You can disregard the Routing And Remote Access warning box that appears because you are not using DHCP to assign addresses. Click OK.
In this exercise, you will configure Computer2 as a VPN client configured to use Computer1 as the VPN server. You will then test connectivity by communicating with Computer1.
Log on to Computer2 by using the Administrator account.
Open Control Panel, open Network Connections, and then open New Connection Wizard.
The Welcome To New Connection Wizard page appears.
On the Network Connection Type page, click Connect To The Network At My Workplace. Click Next.
On the Network Connection page, click Virtual Private Network Connection. Click Next.
On the Company Name page, type Test VPN in the Company Name box. Click Next.
On the Public Network page, click Do Not Dial The Initial Connection. Click Next.
You would use this page if users were connecting to the private network across the public Internet. Having users dial in to an ISP before establishing a VPN connection is a common, economical way to provide dial-up access to your users.
On the VPN Server Selection page, type 192.168.3.1 in the Host Name Or IP Address box. Click Next twice, and then click Finish.
The Connect Test VPN dialog box appears.
In the User Name box, type User1. In the Password box, type the complex password you assigned to User1.
Select the Save This User Name And Password For The Following Users check box, as shown in Figure 12.9.
Figure 12.9: Creating a new test VPN connection
|Security Alert|| |
Saving the password is convenient for users.
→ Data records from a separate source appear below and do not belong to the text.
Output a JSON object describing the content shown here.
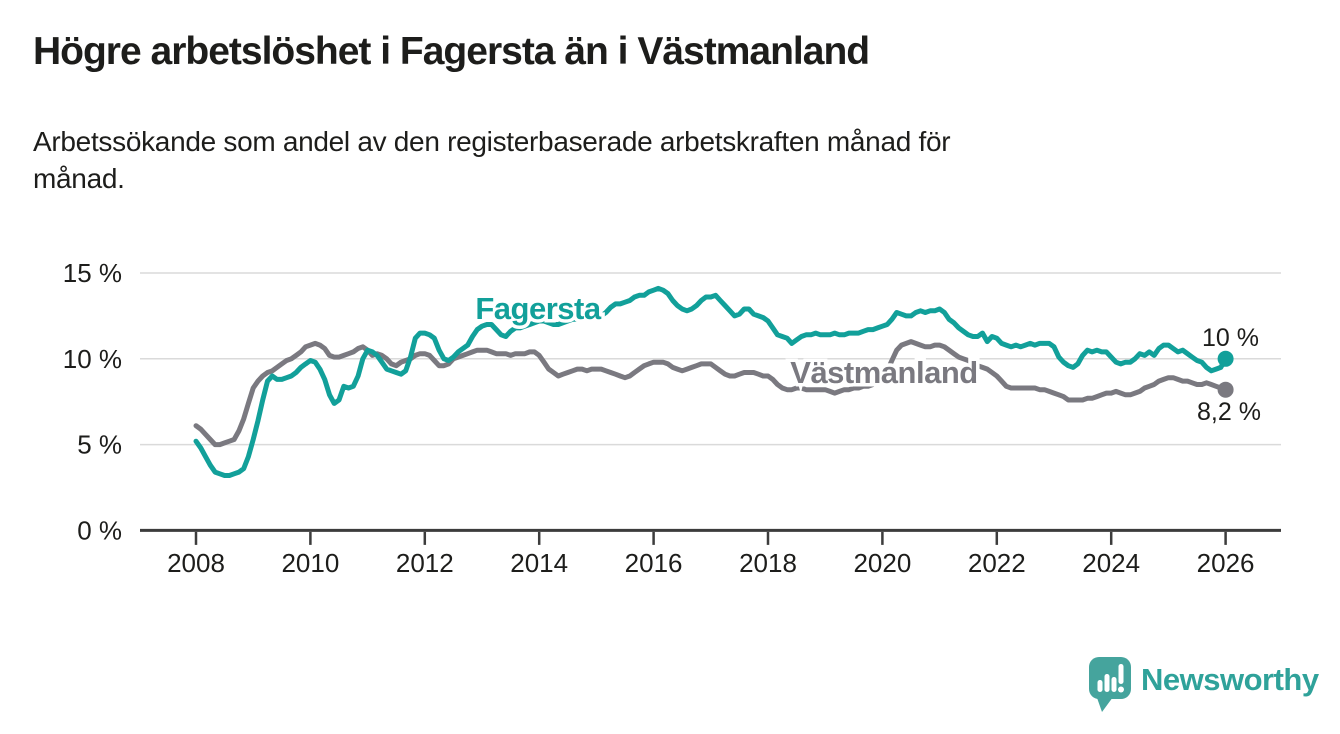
{
  "header": {
    "title": "Högre arbetslöshet i Fagersta än i Västmanland",
    "subtitle": "Arbetssökande som andel av den registerbaserade arbetskraften månad för månad."
  },
  "theme": {
    "background": "#ffffff",
    "text": "#1d1d1b",
    "axis": "#3c3c3c",
    "grid": "#dadada",
    "accent_teal": "#12a09a",
    "accent_gray": "#7a7980",
    "logo_teal": "#45a49d"
  },
  "chart_data": {
    "type": "line",
    "title": "Högre arbetslöshet i Fagersta än i Västmanland",
    "subtitle": "Arbetssökande som andel av den registerbaserade arbetskraften månad för månad.",
    "x_start_year": 2008,
    "x_interval_months": 1,
    "x_end_label": "2026",
    "x_tick_years": [
      2008,
      2010,
      2012,
      2014,
      2016,
      2018,
      2020,
      2022,
      2024,
      2026
    ],
    "y_ticks": [
      {
        "value": 0,
        "label": "0 %"
      },
      {
        "value": 5,
        "label": "5 %"
      },
      {
        "value": 10,
        "label": "10 %"
      },
      {
        "value": 15,
        "label": "15 %"
      }
    ],
    "ylim": [
      0,
      15
    ],
    "grid": true,
    "legend_position": "inline-labels",
    "series": [
      {
        "name": "Västmanland",
        "color": "#7a7980",
        "end_label": "8,2 %",
        "values": [
          6.1,
          5.9,
          5.6,
          5.3,
          5.0,
          5.0,
          5.1,
          5.2,
          5.3,
          5.8,
          6.5,
          7.4,
          8.3,
          8.7,
          9.0,
          9.2,
          9.3,
          9.5,
          9.7,
          9.9,
          10.0,
          10.2,
          10.4,
          10.7,
          10.8,
          10.9,
          10.8,
          10.6,
          10.2,
          10.1,
          10.1,
          10.2,
          10.3,
          10.4,
          10.6,
          10.7,
          10.5,
          10.2,
          10.3,
          10.2,
          10.0,
          9.7,
          9.6,
          9.8,
          9.9,
          10.0,
          10.2,
          10.3,
          10.3,
          10.2,
          9.9,
          9.6,
          9.6,
          9.7,
          10.0,
          10.1,
          10.2,
          10.3,
          10.4,
          10.5,
          10.5,
          10.5,
          10.4,
          10.3,
          10.3,
          10.3,
          10.2,
          10.3,
          10.3,
          10.3,
          10.4,
          10.4,
          10.2,
          9.8,
          9.4,
          9.2,
          9.0,
          9.1,
          9.2,
          9.3,
          9.4,
          9.4,
          9.3,
          9.4,
          9.4,
          9.4,
          9.3,
          9.2,
          9.1,
          9.0,
          8.9,
          9.0,
          9.2,
          9.4,
          9.6,
          9.7,
          9.8,
          9.8,
          9.8,
          9.7,
          9.5,
          9.4,
          9.3,
          9.4,
          9.5,
          9.6,
          9.7,
          9.7,
          9.7,
          9.5,
          9.3,
          9.1,
          9.0,
          9.0,
          9.1,
          9.2,
          9.2,
          9.2,
          9.1,
          9.0,
          9.0,
          8.8,
          8.5,
          8.3,
          8.2,
          8.2,
          8.3,
          8.3,
          8.2,
          8.2,
          8.2,
          8.2,
          8.2,
          8.1,
          8.0,
          8.1,
          8.2,
          8.2,
          8.3,
          8.3,
          8.4,
          8.4,
          8.5,
          8.7,
          9.0,
          9.3,
          9.9,
          10.5,
          10.8,
          10.9,
          11.0,
          10.9,
          10.8,
          10.7,
          10.7,
          10.8,
          10.8,
          10.7,
          10.5,
          10.3,
          10.1,
          10.0,
          9.9,
          9.7,
          9.6,
          9.5,
          9.4,
          9.2,
          9.0,
          8.7,
          8.4,
          8.3,
          8.3,
          8.3,
          8.3,
          8.3,
          8.3,
          8.2,
          8.2,
          8.1,
          8.0,
          7.9,
          7.8,
          7.6,
          7.6,
          7.6,
          7.6,
          7.7,
          7.7,
          7.8,
          7.9,
          8.0,
          8.0,
          8.1,
          8.0,
          7.9,
          7.9,
          8.0,
          8.1,
          8.3,
          8.4,
          8.5,
          8.7,
          8.8,
          8.9,
          8.9,
          8.8,
          8.7,
          8.7,
          8.6,
          8.5,
          8.5,
          8.6,
          8.5,
          8.4,
          8.3,
          8.2
        ]
      },
      {
        "name": "Fagersta",
        "color": "#12a09a",
        "end_label": "10 %",
        "values": [
          5.2,
          4.8,
          4.3,
          3.8,
          3.4,
          3.3,
          3.2,
          3.2,
          3.3,
          3.4,
          3.6,
          4.3,
          5.3,
          6.4,
          7.6,
          8.7,
          9.0,
          8.8,
          8.8,
          8.9,
          9.0,
          9.2,
          9.5,
          9.7,
          9.9,
          9.8,
          9.4,
          8.8,
          7.9,
          7.4,
          7.6,
          8.4,
          8.3,
          8.4,
          9.0,
          10.0,
          10.5,
          10.4,
          10.2,
          9.8,
          9.4,
          9.3,
          9.2,
          9.1,
          9.3,
          10.1,
          11.2,
          11.5,
          11.5,
          11.4,
          11.2,
          10.5,
          10.0,
          9.9,
          10.1,
          10.4,
          10.6,
          10.8,
          11.3,
          11.7,
          11.9,
          12.0,
          12.0,
          11.7,
          11.4,
          11.3,
          11.6,
          11.8,
          11.8,
          11.9,
          12.0,
          12.1,
          12.2,
          12.2,
          12.1,
          12.0,
          12.0,
          12.1,
          12.2,
          12.3,
          12.3,
          12.4,
          12.4,
          12.5,
          12.6,
          12.5,
          12.7,
          13.0,
          13.2,
          13.2,
          13.3,
          13.4,
          13.6,
          13.7,
          13.7,
          13.9,
          14.0,
          14.1,
          14.0,
          13.8,
          13.4,
          13.1,
          12.9,
          12.8,
          12.9,
          13.1,
          13.4,
          13.6,
          13.6,
          13.7,
          13.4,
          13.1,
          12.8,
          12.5,
          12.6,
          12.9,
          12.9,
          12.6,
          12.5,
          12.4,
          12.2,
          11.8,
          11.4,
          11.3,
          11.2,
          10.9,
          11.1,
          11.3,
          11.4,
          11.4,
          11.5,
          11.4,
          11.4,
          11.4,
          11.5,
          11.4,
          11.4,
          11.5,
          11.5,
          11.5,
          11.6,
          11.7,
          11.7,
          11.8,
          11.9,
          12.0,
          12.3,
          12.7,
          12.6,
          12.5,
          12.5,
          12.7,
          12.8,
          12.7,
          12.8,
          12.8,
          12.9,
          12.7,
          12.3,
          12.1,
          11.8,
          11.6,
          11.4,
          11.3,
          11.3,
          11.5,
          11.0,
          11.3,
          11.2,
          10.9,
          10.8,
          10.7,
          10.8,
          10.7,
          10.8,
          10.9,
          10.8,
          10.9,
          10.9,
          10.9,
          10.7,
          10.1,
          9.8,
          9.6,
          9.5,
          9.7,
          10.2,
          10.5,
          10.4,
          10.5,
          10.4,
          10.4,
          10.1,
          9.8,
          9.7,
          9.8,
          9.8,
          10.0,
          10.3,
          10.2,
          10.4,
          10.2,
          10.6,
          10.8,
          10.8,
          10.6,
          10.4,
          10.5,
          10.3,
          10.1,
          9.9,
          9.8,
          9.5,
          9.3,
          9.4,
          9.5,
          10.0
        ]
      }
    ]
  },
  "footer": {
    "brand": "Newsworthy"
  }
}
However, if a mobile computer is compromised—for example, if it’s stolen—an attacker can connect directly to your internal network.
The computer establishes a VPN connection to Computer1.
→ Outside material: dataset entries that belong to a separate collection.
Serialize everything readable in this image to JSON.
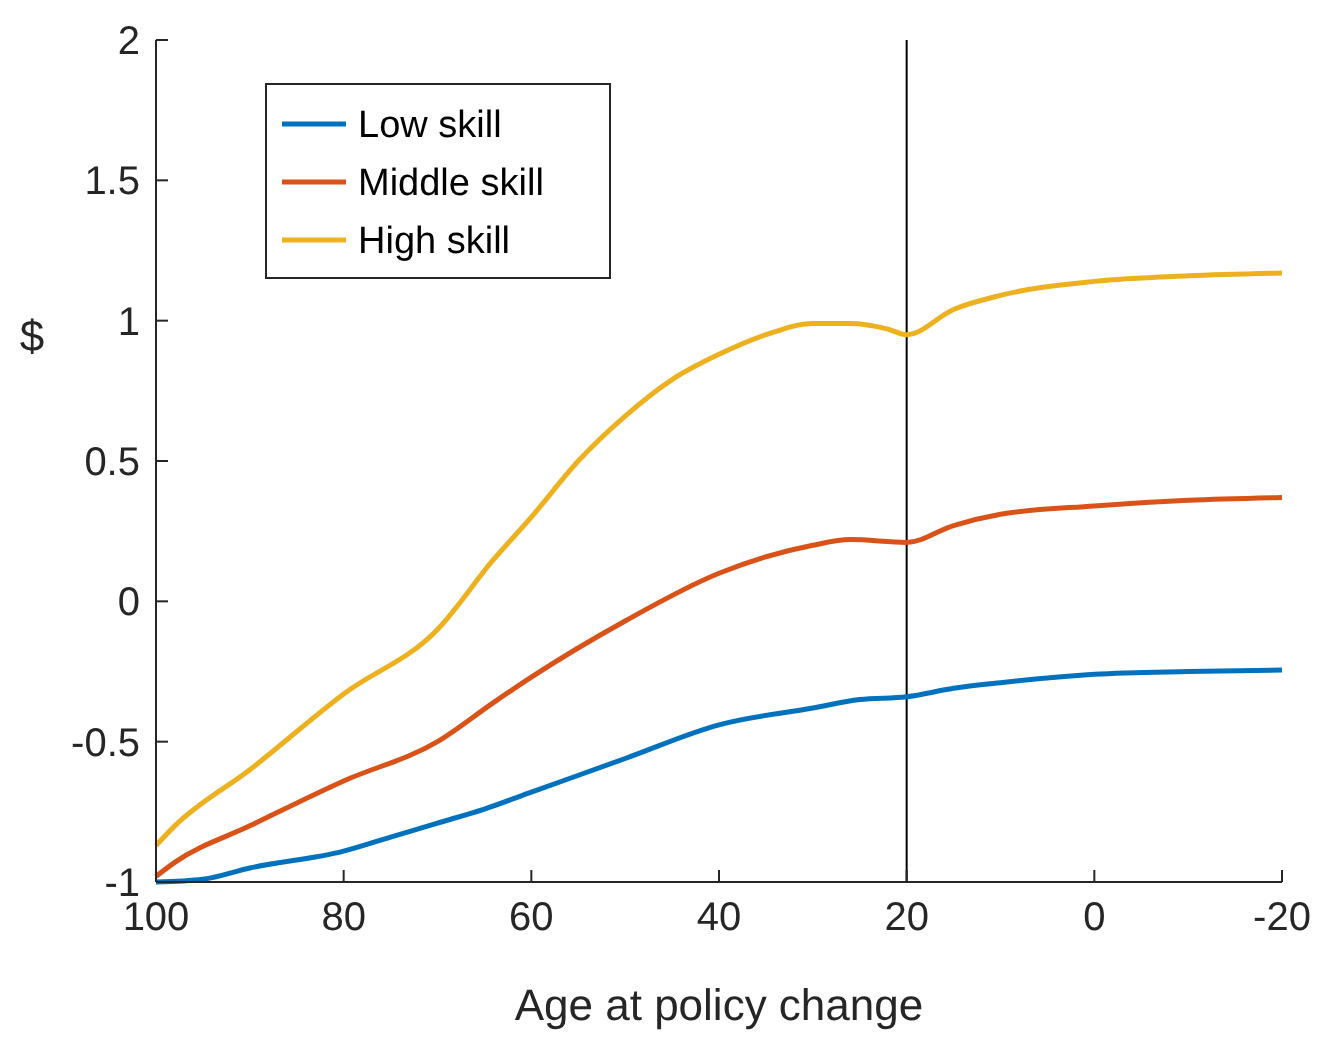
{
  "chart_data": {
    "type": "line",
    "xlabel": "Age at policy change",
    "ylabel": "$",
    "xlim": [
      100,
      -20
    ],
    "xticks": [
      100,
      80,
      60,
      40,
      20,
      0,
      -20
    ],
    "ylim": [
      -1,
      2
    ],
    "yticks": [
      -1,
      -0.5,
      0,
      0.5,
      1,
      1.5,
      2
    ],
    "grid": false,
    "legend": "top left",
    "line_style": "solid",
    "ref_lines": [
      {
        "axis": "x",
        "value": 20,
        "color": "#000000"
      }
    ],
    "series": [
      {
        "name": "Low skill",
        "color": "#0072bd",
        "x": [
          100,
          95,
          90,
          80,
          75,
          70,
          65,
          60,
          50,
          40,
          30,
          25,
          20,
          15,
          10,
          0,
          -10,
          -20
        ],
        "values": [
          -1,
          -0.99,
          -0.95,
          -0.89,
          -0.84,
          -0.79,
          -0.74,
          -0.68,
          -0.56,
          -0.44,
          -0.38,
          -0.35,
          -0.34,
          -0.31,
          -0.29,
          -0.26,
          -0.25,
          -0.245
        ]
      },
      {
        "name": "Middle skill",
        "color": "#d95319",
        "x": [
          100,
          98,
          90,
          80,
          70,
          64,
          60,
          50,
          40,
          30,
          26,
          20,
          15,
          10,
          0,
          -10,
          -20
        ],
        "values": [
          -0.98,
          -0.93,
          -0.8,
          -0.64,
          -0.5,
          -0.36,
          -0.27,
          -0.07,
          0.1,
          0.2,
          0.22,
          0.21,
          0.27,
          0.31,
          0.34,
          0.36,
          0.37
        ]
      },
      {
        "name": "High skill",
        "color": "#edb120",
        "x": [
          100,
          98,
          90,
          80,
          70,
          64,
          60,
          55,
          50,
          45,
          40,
          35,
          30,
          26,
          22,
          20,
          15,
          10,
          0,
          -10,
          -20
        ],
        "values": [
          -0.87,
          -0.8,
          -0.6,
          -0.33,
          -0.1,
          0.15,
          0.3,
          0.5,
          0.66,
          0.79,
          0.88,
          0.95,
          0.99,
          0.99,
          0.97,
          0.95,
          1.04,
          1.09,
          1.14,
          1.16,
          1.17
        ]
      }
    ]
  }
}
Open a command prompt. Run the command Ipconfig.
Notice that Computer2 now has two network interfaces listed. The Local Area Connection will have the IP address 192.168.3.2, and the test VPN connection will have the IP address 192.168.4.11. Numbering for the private networks started at 192.168.4.10, but Computer1 claimed 192.168.4.10 for itself to act as the default gateway.
Run the command ping 192.168.4.1.
Ping will receive responses from the private interface of Computer1.
The following questions are intended to reinforce key information presented in this lesson. If you are unable to answer a question, review the lesson materials and try the question again. You can find answers to the questions in the “Questions and Answers” section at the end of this chapter.
Your organization has multiple dial-up servers configured to authenticate to an IAS RADIUS server. Which tool should you use to restrict the hours during which users can dial up?
Active Directory Users And Computers
Routing And Remote Access
Internet Authentication Service
Your organization uses Windows authentication to verify the credentials of remote VPN clients. Which tool should you use to restrict the groups that can connect to the VPN server?
Active Directory Users And Computers
Routing And Remote Access
Internet Authentication Service
In an Active Directory domain environment, which of the following conditions must be met in order to use RAPs to control which remote access users are allowed to connect?
The domain functional level must be Windows 2000 Mixed.
The domain functional level must be Windows Server 2003.
You must use MS-CHAP v1 or MS-CHAP v2 authentication.
You must use an IAS RADIUS server.
You can configure a remote access server and clients without changing the default settings. By default, encryption is required, and MS-CHAP v2 or MS-CHAP v1 authentication will be used.
Edit the remote access server’s properties to expand or restrict the available authentication protocols. Select EAP authentication to enable authentication with public key certificates or smart cards.
User authorization can be controlled in three places: the user’s dial-up properties, a RAP configured on the remote access server, or a RAP configured on the IAS RADIUS server.